After making cameos and playing supporting roles in movies such as For Your Consideration and Night at the Museum, Gervais graduates to leading-man status in the upcoming romantic comedy Ghost Town, featured in a gala screening at Toronto's film fest on Friday night.
"I actually never thought that my first film wouldn't be written by me and [frequent collaborator] Stephen Merchant," the comedian and co-creator of The Office and Extras told reporters in Toronto on Saturday.
After turning down countless scripts over the past few years though, Gervais came across Ghost Town, co-written by John Kamps and David Koepp, who also directs.
In the film, Gervais portrays a cranky ex-pat British dentist who is suddenly able to see ghosts. They, naturally, want to use him to liaise with the world of the living, especially Kinnear, who seeks to disrupt the romantic life of his widow.
"I just thought 'I can do this. This is me … I don't need to be George Clooney or Brad Pitt,'" Gervais said, also dubbing the film funny, sweet and perfect.
Admitting to being generally intimidated by the experience of co-stars like Greg Kinnear, one thing that did concern Gervais was avoiding the trappings of a typical romance.
"My fear was people thinking I was taking myself too seriously," he said. "I didn't [want] that thing where the music swells up and I get the girl and that's just the way because it'd be nauseating."

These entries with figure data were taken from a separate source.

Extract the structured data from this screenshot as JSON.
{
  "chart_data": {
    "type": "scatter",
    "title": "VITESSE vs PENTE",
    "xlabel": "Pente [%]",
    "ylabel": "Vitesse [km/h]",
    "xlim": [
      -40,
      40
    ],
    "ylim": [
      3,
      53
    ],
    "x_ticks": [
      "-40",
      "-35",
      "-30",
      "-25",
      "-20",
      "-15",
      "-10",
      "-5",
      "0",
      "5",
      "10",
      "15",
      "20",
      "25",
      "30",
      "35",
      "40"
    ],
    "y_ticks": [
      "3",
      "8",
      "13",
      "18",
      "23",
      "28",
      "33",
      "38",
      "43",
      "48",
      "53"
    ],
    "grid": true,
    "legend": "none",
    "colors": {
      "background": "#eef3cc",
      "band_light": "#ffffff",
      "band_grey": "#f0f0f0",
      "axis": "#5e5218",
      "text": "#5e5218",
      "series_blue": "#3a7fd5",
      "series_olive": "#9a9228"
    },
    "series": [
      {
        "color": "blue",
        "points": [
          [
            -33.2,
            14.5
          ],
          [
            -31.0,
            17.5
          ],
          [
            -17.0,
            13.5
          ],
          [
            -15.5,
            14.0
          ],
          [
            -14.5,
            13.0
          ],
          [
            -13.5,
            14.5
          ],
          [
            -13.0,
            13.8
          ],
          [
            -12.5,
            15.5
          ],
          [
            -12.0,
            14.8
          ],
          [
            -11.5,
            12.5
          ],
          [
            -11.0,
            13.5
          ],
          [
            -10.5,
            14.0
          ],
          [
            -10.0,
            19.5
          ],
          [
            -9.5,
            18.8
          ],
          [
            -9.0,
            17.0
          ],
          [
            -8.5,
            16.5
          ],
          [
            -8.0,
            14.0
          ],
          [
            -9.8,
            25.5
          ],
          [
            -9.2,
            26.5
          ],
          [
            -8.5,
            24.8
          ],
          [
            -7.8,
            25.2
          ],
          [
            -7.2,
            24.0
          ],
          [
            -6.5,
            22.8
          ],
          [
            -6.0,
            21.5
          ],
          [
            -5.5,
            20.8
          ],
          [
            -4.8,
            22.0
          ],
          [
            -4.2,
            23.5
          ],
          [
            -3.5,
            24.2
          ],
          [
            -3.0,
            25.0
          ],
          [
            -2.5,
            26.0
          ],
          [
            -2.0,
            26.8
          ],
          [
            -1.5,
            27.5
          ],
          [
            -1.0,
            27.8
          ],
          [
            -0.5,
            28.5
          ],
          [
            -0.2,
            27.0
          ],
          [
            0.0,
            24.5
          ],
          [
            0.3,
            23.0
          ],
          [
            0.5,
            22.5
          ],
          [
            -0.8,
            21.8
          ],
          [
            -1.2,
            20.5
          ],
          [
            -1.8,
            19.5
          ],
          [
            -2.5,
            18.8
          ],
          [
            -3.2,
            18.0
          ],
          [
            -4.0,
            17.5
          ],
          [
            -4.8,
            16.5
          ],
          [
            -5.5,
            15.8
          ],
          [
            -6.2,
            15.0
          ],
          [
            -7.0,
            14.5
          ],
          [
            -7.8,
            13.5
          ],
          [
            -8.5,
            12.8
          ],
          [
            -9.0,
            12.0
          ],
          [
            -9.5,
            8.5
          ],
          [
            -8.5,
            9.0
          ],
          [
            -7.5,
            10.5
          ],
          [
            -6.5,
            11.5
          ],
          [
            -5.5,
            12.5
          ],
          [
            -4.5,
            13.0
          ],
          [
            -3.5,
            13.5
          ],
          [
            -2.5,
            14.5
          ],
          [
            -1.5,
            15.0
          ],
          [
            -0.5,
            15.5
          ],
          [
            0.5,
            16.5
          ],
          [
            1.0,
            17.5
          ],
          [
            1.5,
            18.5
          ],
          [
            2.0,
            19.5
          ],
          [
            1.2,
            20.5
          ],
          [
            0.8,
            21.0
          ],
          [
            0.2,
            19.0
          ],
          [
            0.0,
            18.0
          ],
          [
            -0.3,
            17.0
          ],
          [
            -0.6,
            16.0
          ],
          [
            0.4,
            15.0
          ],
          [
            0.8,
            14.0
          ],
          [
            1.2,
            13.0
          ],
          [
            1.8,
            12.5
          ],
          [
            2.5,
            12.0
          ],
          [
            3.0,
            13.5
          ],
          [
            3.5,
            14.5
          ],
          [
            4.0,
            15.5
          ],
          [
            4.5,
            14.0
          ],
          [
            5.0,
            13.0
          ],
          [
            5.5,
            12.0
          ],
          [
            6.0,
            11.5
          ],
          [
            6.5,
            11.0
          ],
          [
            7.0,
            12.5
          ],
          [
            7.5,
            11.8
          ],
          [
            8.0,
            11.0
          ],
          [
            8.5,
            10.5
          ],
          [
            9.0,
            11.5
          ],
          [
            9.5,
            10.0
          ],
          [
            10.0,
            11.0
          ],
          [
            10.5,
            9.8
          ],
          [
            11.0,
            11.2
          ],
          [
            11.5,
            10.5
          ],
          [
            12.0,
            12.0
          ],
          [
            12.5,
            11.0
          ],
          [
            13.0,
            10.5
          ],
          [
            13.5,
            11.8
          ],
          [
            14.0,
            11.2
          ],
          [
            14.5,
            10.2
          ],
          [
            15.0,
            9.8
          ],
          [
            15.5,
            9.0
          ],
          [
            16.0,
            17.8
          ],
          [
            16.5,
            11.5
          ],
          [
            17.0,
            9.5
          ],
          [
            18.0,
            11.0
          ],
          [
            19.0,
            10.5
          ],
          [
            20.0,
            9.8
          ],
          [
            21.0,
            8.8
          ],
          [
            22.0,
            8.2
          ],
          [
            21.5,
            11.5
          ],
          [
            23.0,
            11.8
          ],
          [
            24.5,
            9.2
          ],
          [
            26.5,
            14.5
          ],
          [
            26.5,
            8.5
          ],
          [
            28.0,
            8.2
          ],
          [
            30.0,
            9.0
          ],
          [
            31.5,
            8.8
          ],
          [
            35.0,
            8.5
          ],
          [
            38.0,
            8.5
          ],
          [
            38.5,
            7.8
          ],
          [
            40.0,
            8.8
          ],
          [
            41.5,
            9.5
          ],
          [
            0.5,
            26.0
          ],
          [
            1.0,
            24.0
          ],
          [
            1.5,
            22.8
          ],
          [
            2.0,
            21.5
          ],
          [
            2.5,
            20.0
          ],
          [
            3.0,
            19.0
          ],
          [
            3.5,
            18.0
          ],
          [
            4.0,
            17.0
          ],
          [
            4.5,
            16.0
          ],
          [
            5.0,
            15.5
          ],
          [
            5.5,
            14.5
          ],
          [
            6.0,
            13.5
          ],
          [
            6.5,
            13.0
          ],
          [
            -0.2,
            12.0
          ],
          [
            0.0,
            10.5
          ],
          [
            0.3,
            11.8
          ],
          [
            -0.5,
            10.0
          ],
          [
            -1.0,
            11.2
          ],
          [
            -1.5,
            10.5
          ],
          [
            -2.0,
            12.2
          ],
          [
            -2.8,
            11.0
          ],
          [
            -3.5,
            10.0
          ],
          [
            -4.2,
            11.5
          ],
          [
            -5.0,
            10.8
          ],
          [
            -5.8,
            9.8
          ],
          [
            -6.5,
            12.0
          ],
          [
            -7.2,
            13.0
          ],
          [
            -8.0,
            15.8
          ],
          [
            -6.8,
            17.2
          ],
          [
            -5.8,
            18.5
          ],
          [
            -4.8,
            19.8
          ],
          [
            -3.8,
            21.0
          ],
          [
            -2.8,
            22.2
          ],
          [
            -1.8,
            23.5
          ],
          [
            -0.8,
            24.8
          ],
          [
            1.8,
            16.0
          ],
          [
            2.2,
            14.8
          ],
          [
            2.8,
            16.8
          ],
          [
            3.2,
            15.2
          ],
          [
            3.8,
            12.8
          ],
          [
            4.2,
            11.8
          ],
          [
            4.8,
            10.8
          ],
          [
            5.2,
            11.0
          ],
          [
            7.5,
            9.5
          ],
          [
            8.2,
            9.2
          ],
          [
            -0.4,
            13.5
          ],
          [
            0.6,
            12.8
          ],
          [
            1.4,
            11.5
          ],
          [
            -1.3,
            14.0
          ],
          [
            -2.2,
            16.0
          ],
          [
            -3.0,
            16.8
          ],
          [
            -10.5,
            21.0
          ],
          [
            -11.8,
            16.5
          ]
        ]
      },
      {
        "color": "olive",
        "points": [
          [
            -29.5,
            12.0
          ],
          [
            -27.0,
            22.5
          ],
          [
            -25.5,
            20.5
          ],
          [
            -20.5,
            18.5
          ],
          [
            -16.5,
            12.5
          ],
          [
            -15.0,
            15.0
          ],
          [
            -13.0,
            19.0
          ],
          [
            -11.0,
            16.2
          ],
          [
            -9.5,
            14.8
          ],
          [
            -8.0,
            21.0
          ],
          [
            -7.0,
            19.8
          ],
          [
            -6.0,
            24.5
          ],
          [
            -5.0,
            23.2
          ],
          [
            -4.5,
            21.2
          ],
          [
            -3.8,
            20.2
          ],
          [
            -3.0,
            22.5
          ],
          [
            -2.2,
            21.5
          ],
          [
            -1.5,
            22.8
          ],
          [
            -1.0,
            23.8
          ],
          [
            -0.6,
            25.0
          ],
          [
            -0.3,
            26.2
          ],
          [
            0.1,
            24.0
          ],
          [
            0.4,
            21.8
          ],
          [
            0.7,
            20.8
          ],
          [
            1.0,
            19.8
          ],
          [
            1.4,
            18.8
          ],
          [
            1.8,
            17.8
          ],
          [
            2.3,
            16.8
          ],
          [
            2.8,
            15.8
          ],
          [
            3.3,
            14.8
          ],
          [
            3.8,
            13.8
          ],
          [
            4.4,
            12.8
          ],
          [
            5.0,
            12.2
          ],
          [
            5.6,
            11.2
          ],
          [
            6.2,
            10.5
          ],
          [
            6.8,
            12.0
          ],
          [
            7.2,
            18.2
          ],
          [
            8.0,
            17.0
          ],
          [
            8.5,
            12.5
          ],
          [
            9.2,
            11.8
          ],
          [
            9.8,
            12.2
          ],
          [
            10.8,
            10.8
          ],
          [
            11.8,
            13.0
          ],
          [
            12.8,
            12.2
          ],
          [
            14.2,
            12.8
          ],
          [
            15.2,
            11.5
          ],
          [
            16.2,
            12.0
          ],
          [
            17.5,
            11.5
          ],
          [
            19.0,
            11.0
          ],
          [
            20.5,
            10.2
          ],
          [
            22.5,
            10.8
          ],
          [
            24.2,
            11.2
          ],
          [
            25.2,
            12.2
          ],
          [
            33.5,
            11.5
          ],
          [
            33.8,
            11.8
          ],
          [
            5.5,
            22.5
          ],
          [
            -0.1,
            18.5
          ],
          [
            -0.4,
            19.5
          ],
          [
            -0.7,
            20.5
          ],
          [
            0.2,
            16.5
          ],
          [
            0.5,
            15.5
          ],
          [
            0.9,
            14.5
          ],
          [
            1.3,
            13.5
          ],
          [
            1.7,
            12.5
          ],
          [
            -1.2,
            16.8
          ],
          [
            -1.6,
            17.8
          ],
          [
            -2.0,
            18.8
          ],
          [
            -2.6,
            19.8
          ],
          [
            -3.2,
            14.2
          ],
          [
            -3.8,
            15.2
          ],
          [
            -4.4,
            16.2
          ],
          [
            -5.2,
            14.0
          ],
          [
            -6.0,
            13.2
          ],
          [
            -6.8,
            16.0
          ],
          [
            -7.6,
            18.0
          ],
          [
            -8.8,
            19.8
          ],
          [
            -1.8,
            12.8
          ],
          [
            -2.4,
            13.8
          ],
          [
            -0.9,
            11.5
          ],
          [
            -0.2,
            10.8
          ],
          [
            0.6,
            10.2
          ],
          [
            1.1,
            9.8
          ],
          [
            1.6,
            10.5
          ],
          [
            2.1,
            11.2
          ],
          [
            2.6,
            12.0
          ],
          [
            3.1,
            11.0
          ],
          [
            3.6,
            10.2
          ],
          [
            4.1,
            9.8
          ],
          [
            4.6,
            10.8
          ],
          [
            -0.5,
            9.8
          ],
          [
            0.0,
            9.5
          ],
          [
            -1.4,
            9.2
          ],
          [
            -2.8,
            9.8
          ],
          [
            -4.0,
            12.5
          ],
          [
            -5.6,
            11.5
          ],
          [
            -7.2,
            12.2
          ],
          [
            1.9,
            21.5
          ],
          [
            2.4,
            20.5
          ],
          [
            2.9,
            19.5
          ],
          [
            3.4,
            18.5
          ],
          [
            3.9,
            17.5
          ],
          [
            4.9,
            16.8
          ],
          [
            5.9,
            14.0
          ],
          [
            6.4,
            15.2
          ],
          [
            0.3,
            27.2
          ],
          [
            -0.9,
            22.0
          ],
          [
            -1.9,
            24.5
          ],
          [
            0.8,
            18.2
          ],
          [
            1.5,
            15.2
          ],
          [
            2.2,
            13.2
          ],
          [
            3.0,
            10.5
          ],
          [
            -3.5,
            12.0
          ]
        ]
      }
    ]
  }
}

Koepp, whose credits include writing or co-writing blockbusters such as the latest Indiana Jones sequel, the War of the Worlds remake, Spider-Man, Mission: Impossible and Jurassic Park, hailed the British comedian as perfect for Ghost Town.
"When it came time to start talking about actors, being a studio comedy ...," Koepp began.
"Oh no, I wasn't first choice," Gervais interrupted to a roomful of laughter. "It was Bill Murray, wasn't it? Steve Carrell?"
Koepp acknowledged that "names got kicked around," but that "as soon as someone said Ricky Gervais, it was impossible to think of anyone else because it did so perfectly suit the fact that he is sort of the master of the comedy of the uncomfortable, and that's what we were going for."
Whether he is writing his own work or taking on more acting, Gervais said he doesn't plan to veer tremendously off course from the brand of comedy that made him famous.
"I suppose that you've got to play with what you've got, so I do like being like that: socially awkward," he said.
"If I'm writing it, it will have my stamp on it … I'm not really an actor for hire. I'm a comedian."
Ghost Town, starring Gervais, Kinnear and Tea Leoni, opens across North America Sept. 19.